God, by definition, is the pinnacle of being, the supreme origin of all that is good, the purest expression of truth, love, and justice. So why would God operate by a system of eternal judgment that would be universally condemned if enacted by a judge in real time in our own world? Yes, God’s ways are not our ways, and we can’t enforce our own concepts of fairness onto the divine. But God’s ways are also higher than ours, are they not? And wouldn’t that imply that we should expect God to be even more just than even the finest human judges – not categorically less so?
This, in my opinion, is a fundamental problem with the idea of eternal conscious torment. In addition to its questionable scriptural support, it violates a universal sense of what we know deep within our bones to be right. It implies that God’s definition of justice is fundamentally different from our own. And if that’s the case, then where does it leave us as God’s image-bearers seeking to cultivate a world of justice that reflects God’s goodness?

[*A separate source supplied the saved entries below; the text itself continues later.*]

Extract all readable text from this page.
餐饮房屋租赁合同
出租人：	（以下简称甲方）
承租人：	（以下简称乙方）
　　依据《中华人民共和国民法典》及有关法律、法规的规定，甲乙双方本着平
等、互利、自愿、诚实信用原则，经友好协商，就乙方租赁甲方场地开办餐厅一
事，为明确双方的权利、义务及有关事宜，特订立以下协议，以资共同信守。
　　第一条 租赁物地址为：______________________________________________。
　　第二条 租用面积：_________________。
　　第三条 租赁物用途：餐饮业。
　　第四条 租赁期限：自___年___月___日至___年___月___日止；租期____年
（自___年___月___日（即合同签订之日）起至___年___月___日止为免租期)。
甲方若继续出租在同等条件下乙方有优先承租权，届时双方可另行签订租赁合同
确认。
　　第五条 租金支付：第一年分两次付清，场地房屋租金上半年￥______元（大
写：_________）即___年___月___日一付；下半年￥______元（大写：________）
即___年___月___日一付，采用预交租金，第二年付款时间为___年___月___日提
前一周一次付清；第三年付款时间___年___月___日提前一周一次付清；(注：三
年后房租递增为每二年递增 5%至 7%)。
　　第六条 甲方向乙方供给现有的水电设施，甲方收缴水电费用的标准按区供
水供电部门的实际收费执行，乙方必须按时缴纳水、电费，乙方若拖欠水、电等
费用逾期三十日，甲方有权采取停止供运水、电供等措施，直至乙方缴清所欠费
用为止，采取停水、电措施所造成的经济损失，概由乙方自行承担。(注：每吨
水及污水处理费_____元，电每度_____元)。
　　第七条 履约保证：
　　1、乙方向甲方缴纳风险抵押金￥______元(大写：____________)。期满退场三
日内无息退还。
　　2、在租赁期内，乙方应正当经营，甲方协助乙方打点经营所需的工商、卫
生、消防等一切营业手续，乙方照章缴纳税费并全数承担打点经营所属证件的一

Our moral instincts aren’t arbitrary. They don’t arise out of nowhere. So maybe the most godly thing we can do is to trust them. To listen to what they tell us about the world. The Bible itself issues a rebuke to those who call evil good, and good evil. And if we can’t find anything good about the form of justice that conventional doctrines of hell demand, then maybe that’s because it’s not good. We don’t need to pretend otherwise.
If we can look at a non-existent fiasco in Wyoming and immediately recognize the injustice of it, maybe we can learn to look at traditional beliefs about eternal punishment and see the same.